How to bounce backup bloopers

CBL Data Recovery Technologies Inc., a provider of computer data recovery and business continuity services, recently released a list of top ten true “bloopers” on misguided recovery efforts based on about 1,500 data-loss projects.

“Truth, as the saying goes, is stranger than fiction,” said Bill Margeson, president of Markham, Ont.-based CBL. “Our recent analysis has shown that in a frantic effort to retrieve data, computer users under data-loss stress can make the situation even worse.”

The identities of those who committed the bloopers were omitted because, Margeson said, what happened to them could happen to anyone.

One company bought a UNIX system and put about 300 workers in place to manage it. Backups were done daily, but no one thought to put in a system to which the data could be restored.

Another organization bought an IBM system, but not from IBM. Instead of following set configuration procedures, the manager decided to configure the system uniquely. As a result, when something went wrong, it was impossible to recreate the configuration.

Margeson said that in a crisis people tend to do irrational things.

For example, an office of a civil engineering firm was destroyed by floods. The owners sent 17 soaked disks from three RAID arrays to the data recovery lab in bags, but for some unknown reason, someone had frozen the bags before shipping. As the disks thawed, even more damage was done.

He said companies need to formulate a response plan to deal with a crisis because mistakes are made as a result of employees who aren’t trained in crisis management.

“Don’t panic,” he said. “When they get to us the problem is magnified. Assume the data is gone and send the media to an independent party.”

While CBL, on average, recovers 83 per cent of lost data, Margeson said it is important that companies take a targeted approach, and be selective about what data is the most important to retrieve.

Margeson said that companies also need to take precautions to prevent data loss. This includes having a good backup system; an engineered backup, an executive backup and a disaster response backup.

The engineered backup backs up data daily, while the executive backup backs up data monthly. The disaster response backup contains everything, and should be kept off-site.

In another example cited by CBL, a regional ambulance monitoring system suffered a serious disk failure. At that point the organization discovered its automated backup wasn’t running – a tape had jammed in the drive and no one had noticed for 14 months.

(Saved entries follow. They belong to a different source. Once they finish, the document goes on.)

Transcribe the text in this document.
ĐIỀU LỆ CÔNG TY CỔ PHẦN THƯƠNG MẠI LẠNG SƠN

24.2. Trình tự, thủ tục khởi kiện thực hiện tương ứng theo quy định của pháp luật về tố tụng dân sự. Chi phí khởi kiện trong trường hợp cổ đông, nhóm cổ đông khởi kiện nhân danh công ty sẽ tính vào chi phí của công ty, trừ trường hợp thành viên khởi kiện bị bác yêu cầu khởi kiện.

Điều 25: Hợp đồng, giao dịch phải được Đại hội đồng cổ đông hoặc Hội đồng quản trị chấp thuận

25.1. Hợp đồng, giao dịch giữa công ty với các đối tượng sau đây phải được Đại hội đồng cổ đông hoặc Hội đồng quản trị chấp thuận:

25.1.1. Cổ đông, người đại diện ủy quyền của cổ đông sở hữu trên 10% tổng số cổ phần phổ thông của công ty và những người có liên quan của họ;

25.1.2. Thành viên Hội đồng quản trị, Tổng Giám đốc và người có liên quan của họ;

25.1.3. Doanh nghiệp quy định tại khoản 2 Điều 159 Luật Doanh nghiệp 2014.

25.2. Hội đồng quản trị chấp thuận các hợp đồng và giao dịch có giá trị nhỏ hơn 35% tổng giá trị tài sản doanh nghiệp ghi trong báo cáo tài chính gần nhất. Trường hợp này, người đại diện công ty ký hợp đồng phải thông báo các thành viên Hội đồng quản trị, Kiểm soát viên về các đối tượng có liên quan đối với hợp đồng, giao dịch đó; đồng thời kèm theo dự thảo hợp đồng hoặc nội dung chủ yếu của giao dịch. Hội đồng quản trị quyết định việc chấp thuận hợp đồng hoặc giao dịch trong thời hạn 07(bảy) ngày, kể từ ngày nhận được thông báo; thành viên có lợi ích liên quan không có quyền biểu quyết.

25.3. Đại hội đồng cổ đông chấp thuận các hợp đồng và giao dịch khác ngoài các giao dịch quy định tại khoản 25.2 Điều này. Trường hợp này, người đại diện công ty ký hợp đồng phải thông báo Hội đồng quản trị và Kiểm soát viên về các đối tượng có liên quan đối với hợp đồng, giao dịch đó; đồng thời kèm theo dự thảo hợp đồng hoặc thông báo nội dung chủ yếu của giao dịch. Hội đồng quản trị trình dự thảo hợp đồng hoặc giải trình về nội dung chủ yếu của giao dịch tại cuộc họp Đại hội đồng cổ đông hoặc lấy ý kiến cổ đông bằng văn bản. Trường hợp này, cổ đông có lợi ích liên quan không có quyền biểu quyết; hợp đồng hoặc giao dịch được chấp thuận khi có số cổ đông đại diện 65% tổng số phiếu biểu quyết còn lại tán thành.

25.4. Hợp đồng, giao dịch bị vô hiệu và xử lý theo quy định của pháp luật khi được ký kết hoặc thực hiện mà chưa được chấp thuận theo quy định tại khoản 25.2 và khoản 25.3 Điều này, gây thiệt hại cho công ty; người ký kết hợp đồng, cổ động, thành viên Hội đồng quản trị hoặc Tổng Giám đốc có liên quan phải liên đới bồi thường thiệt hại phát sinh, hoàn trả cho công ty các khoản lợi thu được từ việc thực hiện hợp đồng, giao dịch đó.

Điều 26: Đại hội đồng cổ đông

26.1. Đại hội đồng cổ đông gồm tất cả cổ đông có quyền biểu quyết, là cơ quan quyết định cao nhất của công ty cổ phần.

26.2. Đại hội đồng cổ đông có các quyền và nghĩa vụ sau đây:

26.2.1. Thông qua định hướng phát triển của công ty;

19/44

Warning signals of an impending hard-drive crash include new repetitive ticking noises, grinding, clunking and a long initialization period, Margeson said.

Sometimes, there are no warning signals. Bruno Cywinski, president of Markham, Ont.-based Tricom Graphics Inc., had no warning that the company’s system was going to crash. His small graphic design firm was working on an extremely large program, about 50 hours into an important project, when the system wouldn’t respond.

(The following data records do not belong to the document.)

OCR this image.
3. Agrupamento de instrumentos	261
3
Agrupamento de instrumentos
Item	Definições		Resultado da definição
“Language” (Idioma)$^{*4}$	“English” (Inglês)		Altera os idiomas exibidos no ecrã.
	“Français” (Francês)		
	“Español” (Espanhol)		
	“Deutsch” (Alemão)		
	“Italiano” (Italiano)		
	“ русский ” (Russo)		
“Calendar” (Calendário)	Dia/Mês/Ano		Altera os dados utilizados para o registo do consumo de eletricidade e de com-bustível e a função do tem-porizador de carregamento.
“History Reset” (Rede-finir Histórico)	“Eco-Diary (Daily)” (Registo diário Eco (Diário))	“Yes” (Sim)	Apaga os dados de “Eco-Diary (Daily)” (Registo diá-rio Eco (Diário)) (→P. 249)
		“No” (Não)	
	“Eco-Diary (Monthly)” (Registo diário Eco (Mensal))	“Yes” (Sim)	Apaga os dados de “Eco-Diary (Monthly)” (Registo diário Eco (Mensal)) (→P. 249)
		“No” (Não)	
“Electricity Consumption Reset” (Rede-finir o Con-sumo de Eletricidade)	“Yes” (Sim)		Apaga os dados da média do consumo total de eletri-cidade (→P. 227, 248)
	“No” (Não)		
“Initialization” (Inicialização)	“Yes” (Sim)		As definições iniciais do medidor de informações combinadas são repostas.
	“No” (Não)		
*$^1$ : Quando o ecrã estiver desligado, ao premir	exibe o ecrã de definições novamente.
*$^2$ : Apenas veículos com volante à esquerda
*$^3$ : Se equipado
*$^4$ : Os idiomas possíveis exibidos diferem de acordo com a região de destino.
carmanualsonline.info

Cywinski said Margeson came in person to Tricom and took the hard drive back to CBL. The next morning, Cywinski’s team was back working.

“We were not missing anything,” he said. “It’s an invaluable service. I don’t know what we would have done…if he couldn’t have recovered that data.”

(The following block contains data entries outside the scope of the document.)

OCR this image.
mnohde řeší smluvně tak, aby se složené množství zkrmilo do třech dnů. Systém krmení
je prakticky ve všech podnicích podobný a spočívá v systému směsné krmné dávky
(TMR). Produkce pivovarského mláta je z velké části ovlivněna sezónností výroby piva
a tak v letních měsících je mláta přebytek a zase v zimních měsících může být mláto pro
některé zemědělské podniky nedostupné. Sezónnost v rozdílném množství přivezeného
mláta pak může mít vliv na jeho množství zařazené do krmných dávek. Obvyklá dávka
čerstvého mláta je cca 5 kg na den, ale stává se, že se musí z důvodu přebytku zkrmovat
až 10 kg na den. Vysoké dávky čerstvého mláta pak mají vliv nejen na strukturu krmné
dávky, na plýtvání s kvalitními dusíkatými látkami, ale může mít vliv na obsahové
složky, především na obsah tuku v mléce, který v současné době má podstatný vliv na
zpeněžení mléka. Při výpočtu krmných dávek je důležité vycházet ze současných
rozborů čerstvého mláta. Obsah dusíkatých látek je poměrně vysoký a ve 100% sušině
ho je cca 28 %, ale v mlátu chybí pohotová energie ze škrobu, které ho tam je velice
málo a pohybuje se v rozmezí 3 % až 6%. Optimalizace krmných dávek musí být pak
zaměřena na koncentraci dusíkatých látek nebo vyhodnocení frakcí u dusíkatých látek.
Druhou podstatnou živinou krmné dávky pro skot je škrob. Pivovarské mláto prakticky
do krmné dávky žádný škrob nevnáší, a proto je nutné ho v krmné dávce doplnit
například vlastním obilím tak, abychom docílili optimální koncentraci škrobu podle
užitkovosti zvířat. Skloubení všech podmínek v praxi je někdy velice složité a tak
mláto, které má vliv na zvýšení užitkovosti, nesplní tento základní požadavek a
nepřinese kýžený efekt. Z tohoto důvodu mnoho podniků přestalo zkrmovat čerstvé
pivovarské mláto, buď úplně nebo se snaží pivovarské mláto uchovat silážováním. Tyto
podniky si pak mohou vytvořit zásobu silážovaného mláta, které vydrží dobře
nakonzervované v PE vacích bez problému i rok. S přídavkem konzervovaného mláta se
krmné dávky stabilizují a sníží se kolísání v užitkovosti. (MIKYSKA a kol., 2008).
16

Now, Tricom backs up their data weekly, and burns it all onto CDs that Cywinski keeps at his home.

“We’re cognizant of threats,” he said.

However, according to CBL’s analysis, it’s the people, not the computers, that are the problem. About 15 per cent of all unplanned downtime occurs because of human error.

“It happens,” said Margeson. “Even the best guys on a bad day can push a button and get something wrong.”